Question

Find the vector equation of the line which passes through the origin and intersect the line x – 1 = y – 2 = z – 3 at right angle.

Answer 1

The given line is `(x - 1)/(1) = (y - 2)/(1) = (z - 3)/(1) = lambda`                ...(Say)

∴ coordinates of any point on the line are x = `lambda + 1, y = lambda + 2, z = lambda + 3`

∴ position vector of any point on the line is `(lambda + 1)hat"i" + (lambda + 2)hat"j" + (lambda + 3)hat"k"`         ...(1)

If `bar"b"` is parallel to the given line whose direction ratios are 1, 1, 1 then `bar"b" = hat"i" + hat"j" + hat"k"`.

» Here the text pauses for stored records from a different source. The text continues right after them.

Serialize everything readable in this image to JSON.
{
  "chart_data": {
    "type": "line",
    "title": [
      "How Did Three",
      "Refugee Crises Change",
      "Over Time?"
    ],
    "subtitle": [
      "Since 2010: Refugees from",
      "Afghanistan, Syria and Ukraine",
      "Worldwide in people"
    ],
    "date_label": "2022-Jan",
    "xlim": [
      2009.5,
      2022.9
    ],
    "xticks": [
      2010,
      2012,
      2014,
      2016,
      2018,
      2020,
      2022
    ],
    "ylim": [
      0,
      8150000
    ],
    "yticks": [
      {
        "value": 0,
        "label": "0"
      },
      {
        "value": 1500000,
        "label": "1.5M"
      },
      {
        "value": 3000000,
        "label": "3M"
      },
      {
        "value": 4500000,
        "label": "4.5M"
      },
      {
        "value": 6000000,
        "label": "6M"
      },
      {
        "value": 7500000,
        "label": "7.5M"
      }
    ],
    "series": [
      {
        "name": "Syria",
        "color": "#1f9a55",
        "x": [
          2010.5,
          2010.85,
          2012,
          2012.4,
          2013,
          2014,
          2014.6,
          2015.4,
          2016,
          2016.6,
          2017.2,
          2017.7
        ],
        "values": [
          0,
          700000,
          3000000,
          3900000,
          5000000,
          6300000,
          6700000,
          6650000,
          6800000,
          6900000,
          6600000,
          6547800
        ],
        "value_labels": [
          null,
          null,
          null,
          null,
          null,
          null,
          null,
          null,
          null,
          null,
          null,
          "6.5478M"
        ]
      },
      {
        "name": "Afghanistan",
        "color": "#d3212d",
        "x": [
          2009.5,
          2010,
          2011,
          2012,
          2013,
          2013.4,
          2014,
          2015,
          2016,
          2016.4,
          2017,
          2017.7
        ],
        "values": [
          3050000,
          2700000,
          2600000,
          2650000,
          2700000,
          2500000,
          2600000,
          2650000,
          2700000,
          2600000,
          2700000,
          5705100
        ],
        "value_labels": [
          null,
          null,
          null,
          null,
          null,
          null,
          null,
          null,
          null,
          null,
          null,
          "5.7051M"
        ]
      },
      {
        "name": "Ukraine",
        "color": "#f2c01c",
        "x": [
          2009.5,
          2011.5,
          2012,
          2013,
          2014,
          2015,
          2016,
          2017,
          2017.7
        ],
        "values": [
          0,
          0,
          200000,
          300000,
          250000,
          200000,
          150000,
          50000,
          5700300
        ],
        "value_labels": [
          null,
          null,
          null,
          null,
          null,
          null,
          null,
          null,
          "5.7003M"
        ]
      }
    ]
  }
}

Let the required line passing through O meet the given line at M.

∴  position vector of M

= `bar"m" = (lambda + 1)hat"i" + (lambda + 2)hat"j" + (lambda + 3)hat"k"`         ...[By (1)]

The required line is perpendicular to given line

∴ `bar"OM".bar"b"` = 0

∴ `[(lambda + 1)hat"i" + (lambda + 2)hat"j" + (lambda + 3)hat"k"].(hat"i" + hat"j" + hat"k")` = 0

∴ `(lambda + 1) xx 1 + (lambda + 2) xx 1 + (lambda + 3) xx 1` = 0

∴ `3lambda + 6` = 0

∴ λ = – 2

∴ `bar"m" = (-2 + 1)hat"i" + (-2 + 2)hat"j" + (-2 + 3)hat"k" = -hat"i" + hat"k"`

The vector equation of the line passing through `"A"(bara) and "B"(barb) "is"  bar"r" = bar"a" + lambda(bar"b" - bar"a"), lambda` is  a scalar.

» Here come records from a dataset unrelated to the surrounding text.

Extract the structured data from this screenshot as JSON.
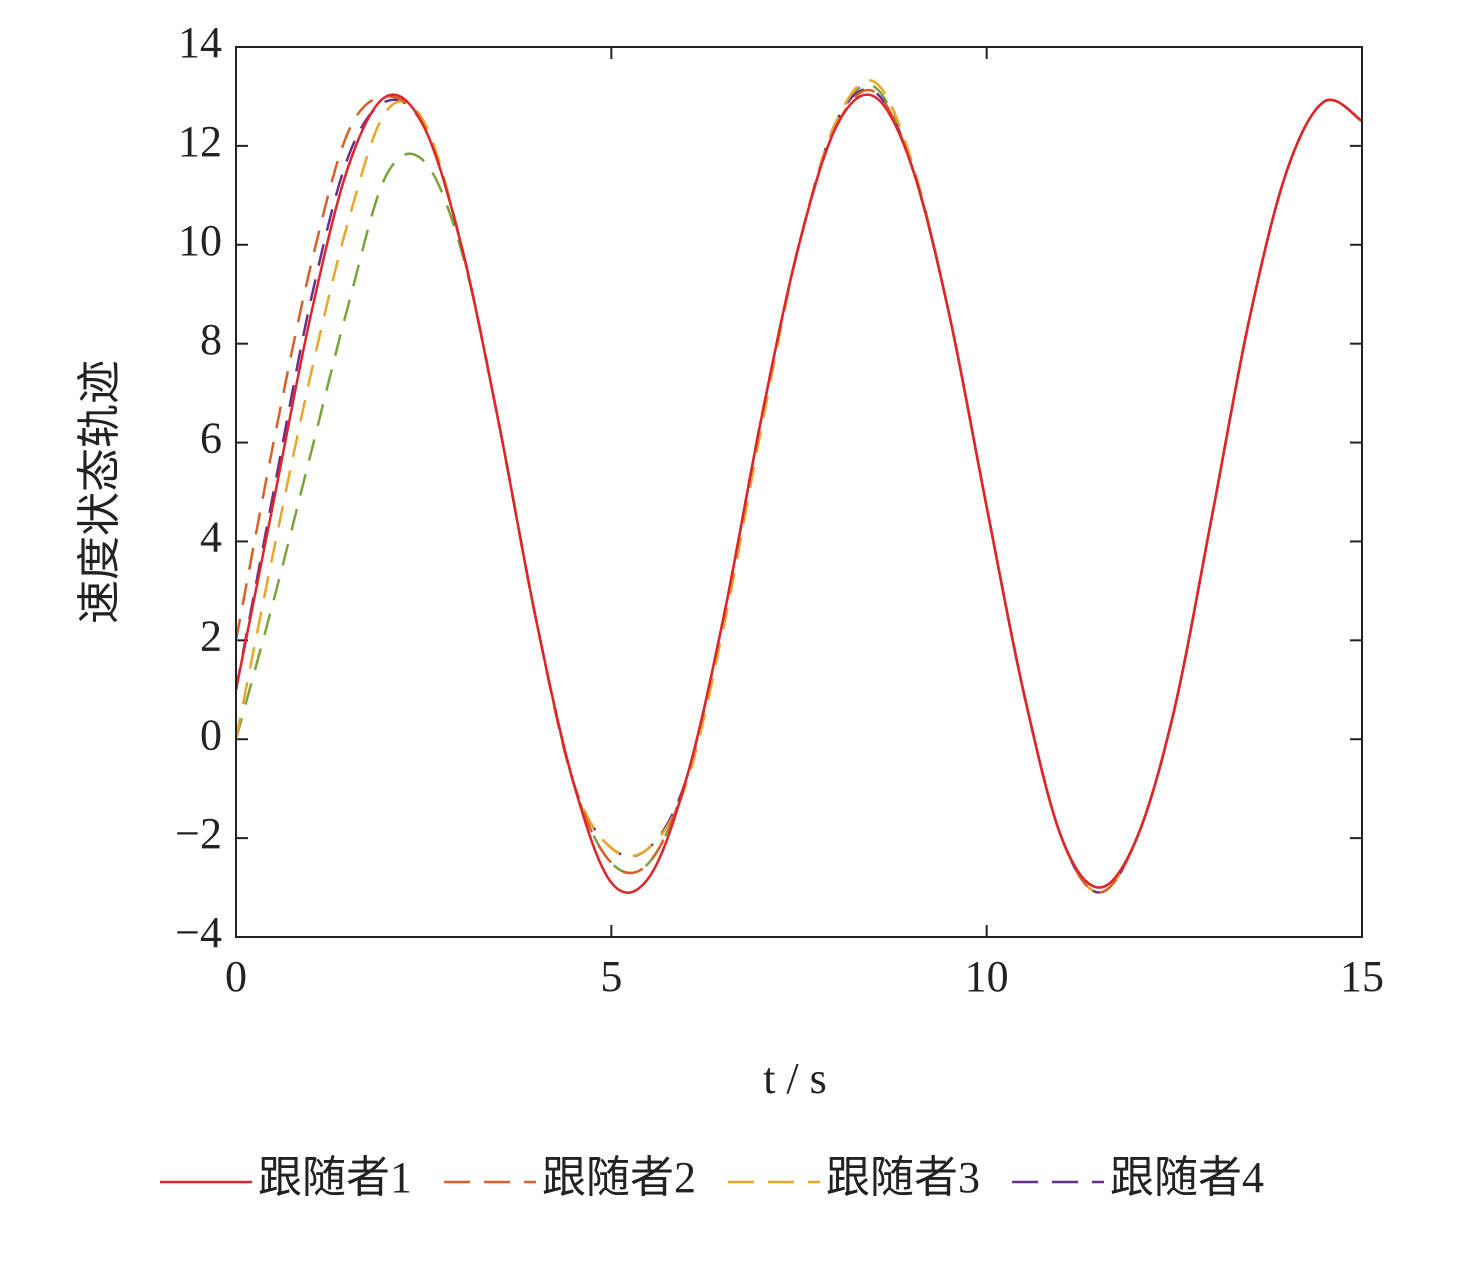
{
  "chart_data": {
    "type": "line",
    "x_label": "t / s",
    "y_label": "速度状态轨迹",
    "x": [
      0,
      0.5,
      1,
      1.5,
      2,
      2.5,
      3,
      3.5,
      4,
      4.5,
      5,
      5.5,
      6,
      6.5,
      7,
      7.5,
      8,
      8.5,
      9,
      9.5,
      10,
      10.5,
      11,
      11.5,
      12,
      12.5,
      13,
      13.5,
      14,
      14.5,
      15
    ],
    "series": [
      {
        "name": "跟随者1",
        "color": "#e0242b",
        "style": "solid",
        "values": [
          1.0,
          4.8,
          8.6,
          11.6,
          13.0,
          12.4,
          10.0,
          6.4,
          2.4,
          -0.9,
          -2.9,
          -2.8,
          -0.8,
          2.5,
          6.5,
          10.0,
          12.4,
          13.0,
          11.6,
          8.6,
          4.7,
          0.9,
          -2.0,
          -3.0,
          -2.0,
          0.6,
          4.5,
          8.5,
          11.5,
          12.9,
          12.5
        ]
      },
      {
        "name": "跟随者2",
        "color": "#d4622a",
        "style": "dashed",
        "values": [
          2.0,
          6.0,
          9.6,
          12.3,
          13.0,
          12.4,
          10.0,
          6.4,
          2.4,
          -0.9,
          -2.5,
          -2.5,
          -0.8,
          2.5,
          6.5,
          10.0,
          12.4,
          13.1,
          11.6,
          8.6,
          4.7,
          0.9,
          -2.0,
          -3.1,
          -2.0,
          0.6,
          4.5,
          8.5,
          11.5,
          12.9,
          12.5
        ]
      },
      {
        "name": "跟随者3",
        "color": "#e8a62a",
        "style": "dashed",
        "values": [
          0.0,
          3.8,
          7.4,
          10.5,
          12.7,
          12.5,
          10.0,
          6.4,
          2.4,
          -0.9,
          -2.2,
          -2.2,
          -0.9,
          2.3,
          6.3,
          10.0,
          12.5,
          13.3,
          11.7,
          8.6,
          4.7,
          0.9,
          -2.0,
          -3.1,
          -2.0,
          0.6,
          4.5,
          8.5,
          11.5,
          12.9,
          12.5
        ]
      },
      {
        "name": "跟随者4",
        "color": "#6b2f87",
        "style": "dashed",
        "values": [
          1.0,
          5.0,
          8.9,
          11.8,
          12.9,
          12.4,
          10.0,
          6.4,
          2.4,
          -0.9,
          -2.2,
          -2.2,
          -0.8,
          2.5,
          6.5,
          10.0,
          12.5,
          13.1,
          11.6,
          8.6,
          4.7,
          0.9,
          -2.0,
          -3.1,
          -2.0,
          0.6,
          4.5,
          8.5,
          11.5,
          12.9,
          12.5
        ]
      },
      {
        "color": "#7aa33a",
        "style": "dashed",
        "values": [
          0.0,
          2.8,
          5.8,
          8.8,
          11.4,
          11.7,
          9.9,
          6.4,
          2.4,
          -0.9,
          -2.5,
          -2.5,
          -0.8,
          2.5,
          6.5,
          10.0,
          12.5,
          13.2,
          11.6,
          8.6,
          4.7,
          0.9,
          -2.0,
          -3.0,
          -2.0,
          0.6,
          4.5,
          8.5,
          11.5,
          12.9,
          12.5
        ]
      }
    ],
    "xlim": [
      0,
      15
    ],
    "xticks": [
      0,
      5,
      10,
      15
    ],
    "ylim": [
      -4,
      14
    ],
    "yticks": [
      {
        "value": -4,
        "label": "−4"
      },
      {
        "value": -2,
        "label": "−2"
      },
      0,
      2,
      4,
      6,
      8,
      10,
      12,
      14
    ],
    "grid": false,
    "legend": "bottom"
  }
}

∴ the vector equation of the line passing through `"O"(bar"0") and "M"(bar"m") "is" bar"r" = bar"0" + lambda(bar"m" - bar"0") = lambda(-hat"i" + hat"k")` where λ is a scalar.

Hence, vector equation of the required line is `bar"r" = lambda(-hat"i" + hat"k")`.